BACKPACKERS. . .STRANGER AND STRANGER

I had a conversation with my guesthousemate about backpackers and he told me how he hated the whole culture of it: going to a new place, staying where other ex-pats stay and just hanging out with them. Where is the local culture and meaning of visiting a new place and learning about the culture? People arrive there and bombard each other with the same questions: where are you from, where have you been and where are you going? Kinda like the philosophical meaning of life---but not.

I have to admit I'm guilty of this as well, just to form bonds with people, to find people to travel with and to find out the best and cheapest way to get around.

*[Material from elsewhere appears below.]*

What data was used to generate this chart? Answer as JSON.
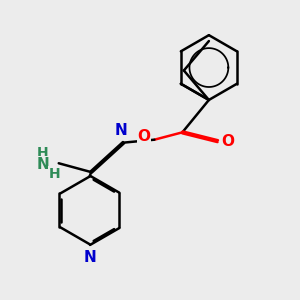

But I completely understand why being a naive traveller is negative. Perhaps it's better to go to a place for a purpose: to work to learn, volunteer and learn about the place itself, not to let another foreigner drink you under the table every night.

Yet there is something almost compelling of the backpacking scene---you get to meet all these interesting characters. From two young university student from Victoria riding their bike across Canada in a Halifax hostel to a Scottish man walking across Canada in three stages in Winnipeg, there is a magnetic force that attract freaky people to this cheap and easy form of accommodation. In South Africa, you find mostly Germans there (like you do with the interns and temp workers in general).

A VET IN MPUMALANGA

My weekend road trip to Mpumalanga province I took last week with two carloads of German embassy interns brought us to a backpackers in Graskop, just outside of Kruger National Park. Here, we met an interesting character. . .

His name is Richard from Kansas, Missouri. Born in South Africa, he immigrated to the lovely place of Minnesota, USA at the ripe age of 5. He wanted to be part of the Marine Corp since age 7. Part of the appeal was the uniform. He was able to realize his dream right after high school graduation and signed up for 4 years with them. During last year's War on Iraq, he was on the scene from Feb-May.

The day he got back from Iraq, he met the girl of his dreams. Less than a year later, he has been engaged and broken up with her. He was in Mpumalanga participating in a 30k bike race. He is currently studying opera with his dad's old voice teacher. He wants to do a bachelor's in music when he returns to the states, hopefully in Julliard.

He's pro-Bush and Pro-Republican, doesn't understand why people dislike Bush, dislikes Clinton and JFK, and hates Arabs ("In Thailand, they have this saying that when you face a rattlesnake and an Arab, you should rather turn your back on the snake cuz it will go away"). He told me not to trust the media since all US media is Liberal and anti-Bush, especially CNN.

"They brainwash you in the Marines," he told me. "They teach you that what civilians think is wrong."

Richard is 23 years old. I am v. scared.